At the beginning of the slow movement, conductor and players caught the dark depths and charged stillnesses of the orchestral writing. I wanted at first a slightly stronger line from the baritone, whose words didn’t quite carry to me through the accompanying textures, though once the horns began their processional at “A vast similitude interlocks all” the singer’s energies found a new gear and conveyed more tonal presence and clarity. After the choir had regaled us with its sonorous “This vast similitude”, it was left to the soloist and orchestra to return us to the hushed sonorities of the opening, conductor and orchestra once again evoking the dark sounds of the “old mother….singing her husky song”.

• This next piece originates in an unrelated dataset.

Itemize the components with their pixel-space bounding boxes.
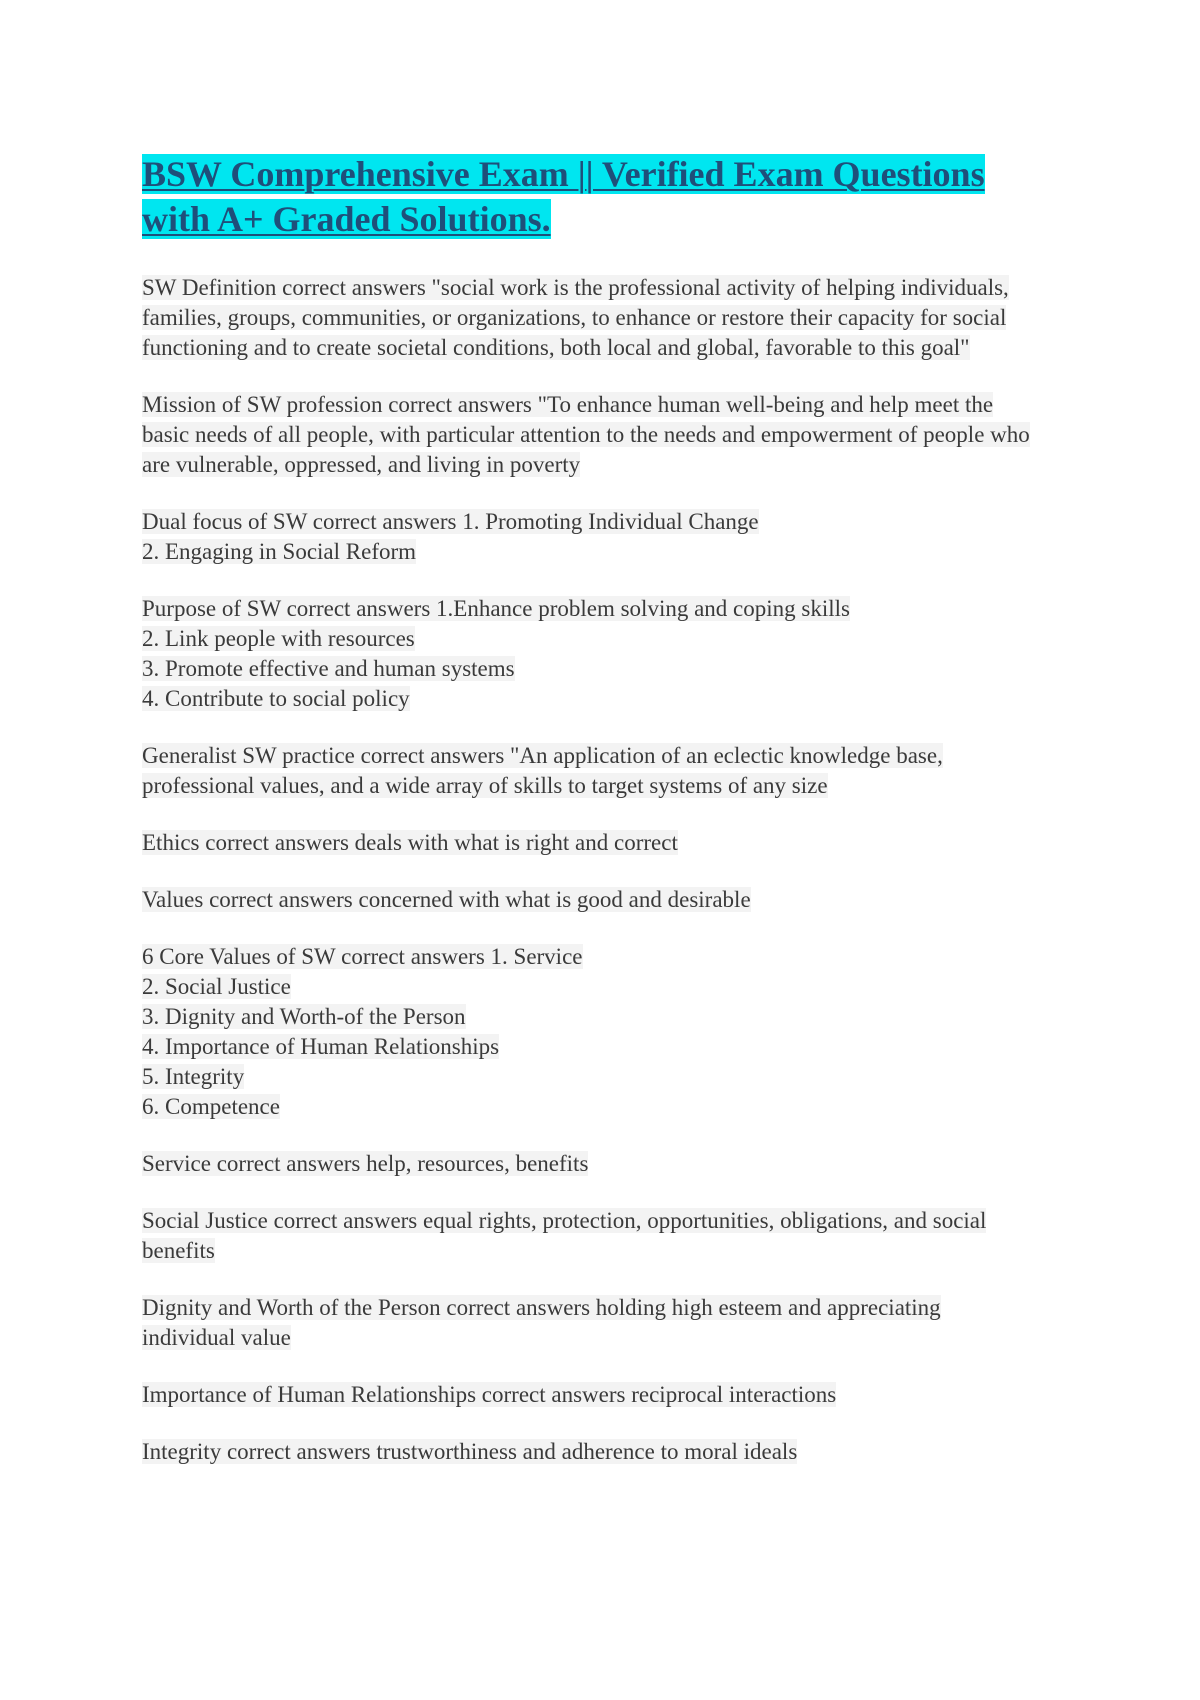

The scherzo, subtitled “The Waves”, for chorus and orchestra, was delivered with terrific élan throughout, amid traditional sea-shanties and wind-borne spray singing and dancing above the “myriad, myriad waves hastening, lifting up their necks….”. The Orpheus’ voices relished their interaction with the swirling textures of the orchestral writing, with the different instrumental groups on top form and in perfect accord. Vaughan Williams’ use of chromatic and whole-tone scales to depict the action of the waves and the spray-laden ambiences contrasted stirringly with the nobilmente striding theme depicting “the great vessel sailing”, the choir left at the end to exultantly pin back our ears with their final, unaccompanied “following!” – a great moment!

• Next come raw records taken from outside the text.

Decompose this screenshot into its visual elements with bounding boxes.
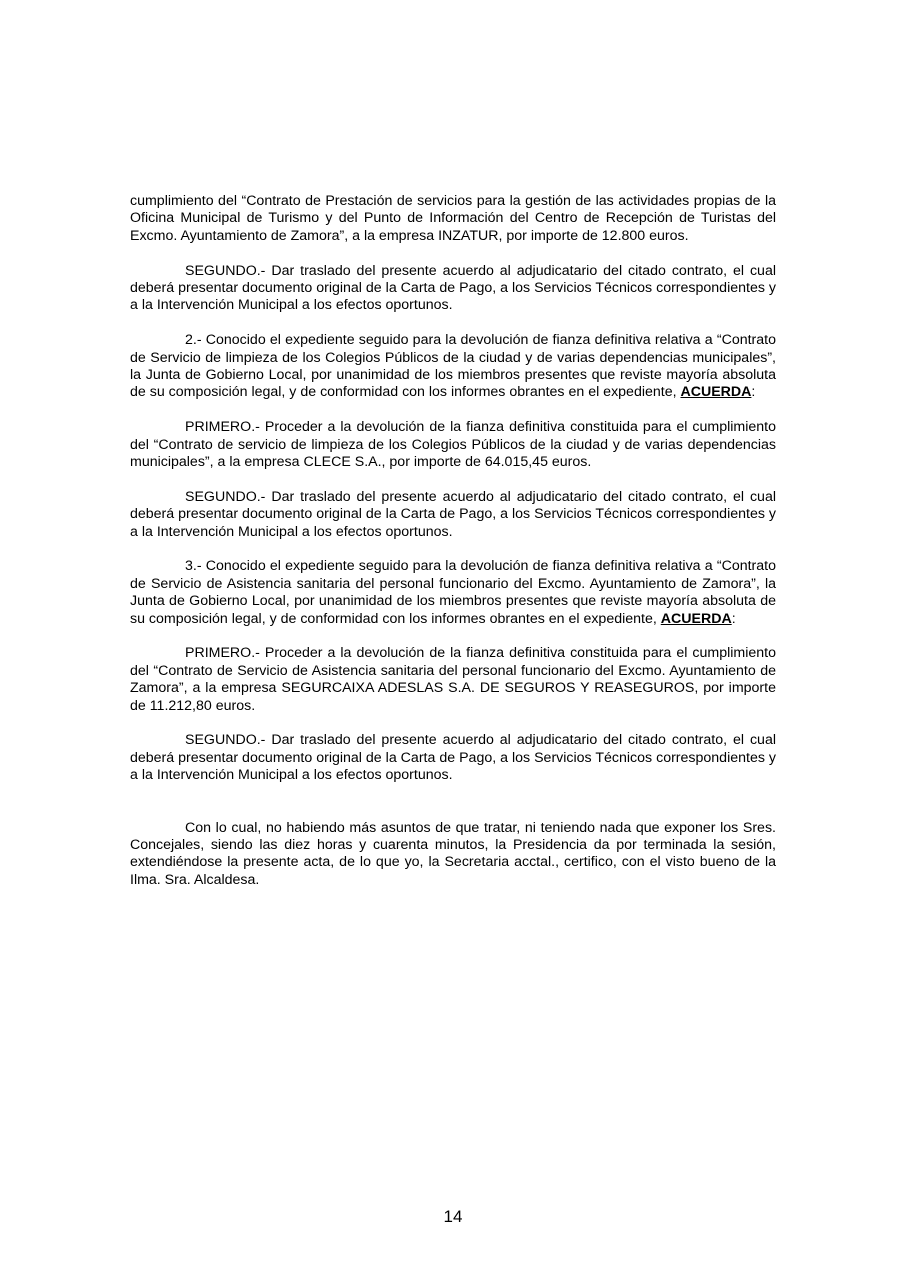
paragraph-item-2 — [130, 332, 776, 402]
acuerda-emphasis: ACUERDA — [680, 384, 752, 401]
paragraph-contract-turismo — [130, 193, 776, 245]
paragraph-text: SEGUNDO.- Dar traslado del presente acuerdo al adjudicatario del citado contrato, el cual deberá presentar documento original de la Carta de Pago, a los Servicios Técnicos correspondientes y a la Intervención Municipal a los efectos oportunos. — [130, 262, 776, 314]
paragraph-primero-2 — [130, 419, 776, 471]
paragraph-item-3 — [130, 558, 776, 628]
paragraph-text: SEGUNDO.- Dar traslado del presente acuerdo al adjudicatario del citado contrato, el cual deberá presentar documento original de la Carta de Pago, a los Servicios Técnicos correspondientes y a la Intervención Municipal a los efectos oportunos. — [130, 488, 776, 540]
document-body — [130, 193, 776, 907]
paragraph-closing — [130, 820, 776, 890]
paragraph-text: cumplimiento del “Contrato de Prestación de servicios para la gestión de las actividades propias de la Oficina Municipal de Turismo y del Punto de Información del Centro de Recepción de Turistas del Excmo. Ayuntamiento de Zamora”, a la empresa INZATUR, por importe de 12.800 euros. — [130, 193, 776, 244]
paragraph-text: PRIMERO.- Proceder a la devolución de la fianza definitiva constituida para el cumplimiento del “Contrato de servicio de limpieza de los Colegios Públicos de la ciudad y de varias dependencias municipales”, a la empresa CLECE S.A., por importe de 64.015,45 euros. — [130, 419, 776, 471]
paragraph-segundo-1 — [130, 263, 776, 315]
paragraph-segundo-2 — [130, 489, 776, 541]
paragraph-text: 3.- Conocido el expediente seguido para la devolución de fianza definitiva relativa a “Contrato de Servicio de Asistencia sanitaria del personal funcionario del Excmo. Ayuntamiento de Zamora”, la Junta de Gobierno Local, por unanimidad de los miembros presentes que reviste mayoría absoluta de su composición legal, y de conformidad con los informes obrantes en el expediente, — [130, 558, 776, 627]
paragraph-text: Con lo cual, no habiendo más asuntos de que tratar, ni teniendo nada que exponer los Sres. Concejales, siendo las diez horas y cuarenta minutos, la Presidencia da por terminada la sesión, extendiéndose la presente acta, de lo que yo, la Secretaria acctal., certifico, con el visto bueno de la Ilma. Sra. Alcaldesa. — [130, 819, 776, 888]
paragraph-tail: : — [731, 610, 736, 627]
paragraph-text: SEGUNDO.- Dar traslado del presente acuerdo al adjudicatario del citado contrato, el cual deberá presentar documento original de la Carta de Pago, a los Servicios Técnicos correspondientes y a la Intervención Municipal a los efectos oportunos. — [130, 732, 776, 784]
paragraph-text: PRIMERO.- Proceder a la devolución de la fianza definitiva constituida para el cumplimiento del “Contrato de Servicio de Asistencia sanitaria del personal funcionario del Excmo. Ayuntamiento de Zamora”, a la empresa SEGURCAIXA ADESLAS S.A. DE SEGUROS Y REASEGUROS, por importe de 11.212,80 euros. — [130, 645, 776, 714]
paragraph-primero-3 — [130, 645, 776, 715]
page-number: 14 — [443, 1207, 463, 1226]
acuerda-emphasis: ACUERDA — [660, 610, 732, 627]
paragraph-segundo-3 — [130, 732, 776, 784]
paragraph-text: 2.- Conocido el expediente seguido para la devolución de fianza definitiva relativa a “Contrato de Servicio de limpieza de los Colegios Públicos de la ciudad y de varias dependencias municipales”, la Junta de Gobierno Local, por unanimidad de los miembros presentes que reviste mayoría absoluta de su composición legal, y de conformidad con los informes obrantes en el expediente, — [130, 332, 776, 401]
paragraph-tail: : — [751, 384, 756, 401]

Traditionally composers have a lot of trouble with the final movements of their symphonies – but Vaughan Williams seemed here in his fourth and last movement “The Explorers” to produce his best music of the work. Conductor Brent Stewart allowed his forces plenty of space and time at the outset, floating the chorus’s brooding “O vast rondure, swimming in space” steadily, almost ritualistically, against a beautiful orchestral tapestry characterizing the “processions of suns, moons and countless stars above”. Moving to describe the “myriad progeny” of Adam and Eve as “baffled, formless, feverish, with never happy hearts”, the composer set disembodied offstage voices in a manner not unlike in Wagner’s “Parsifal” intoning the words “Wherefore unsatisfied soul?” and “Whither, O mocking life?”, here magically realized by some of the Orpheus’s female voices.

Again, each of the soloists performed wonders, from their fresh and eager interchanges at “O, we can wait no longer”, and throughout the rapt beauties of “O Soul, thou pleasest me!”, rising to an ecstatic climax at “O, thou transcendent” – the solo violin needed in places more ethereal as well as occasionally surer tones, but otherwise reliably supported the voices in tandem with the winds. Then at the chorus’s “Greater than stars or sun”, the soloists enjoined us amid a volley of nautical terms, to “shake out every sail”, without delay – “Away, O Soul – hoist instantly the anchor”, to the accompaniment of hornpipes and jigs punctuated by enthusiastic percussion crashes and cries from the chorus to “Sail forth, steer for the deep waters only” – truly stirring stuff!

After chorus and orchestra exhausted themselves declaring that they “will risk the ship, ourselves and all”, amid frenetic energies and terrific upheavals of energy, soprano and baritone brought the work to an ecstatic conclusion, equating these, the Soul’s oceanic journeyings with life and its challenges and fulfilments, and sharing with the chorus and orchestra a richly-wrought sense of continuing exploration, with all voices murmuring “O farther, farther sail”, as the music gradually disappeared. Thanks to an inspired performance from Brent Stewart and his forces, we were given, by the end, a real sense of the vastness of the composer’s vision and his determination to realise his view of things in his big-boned, full-blooded music.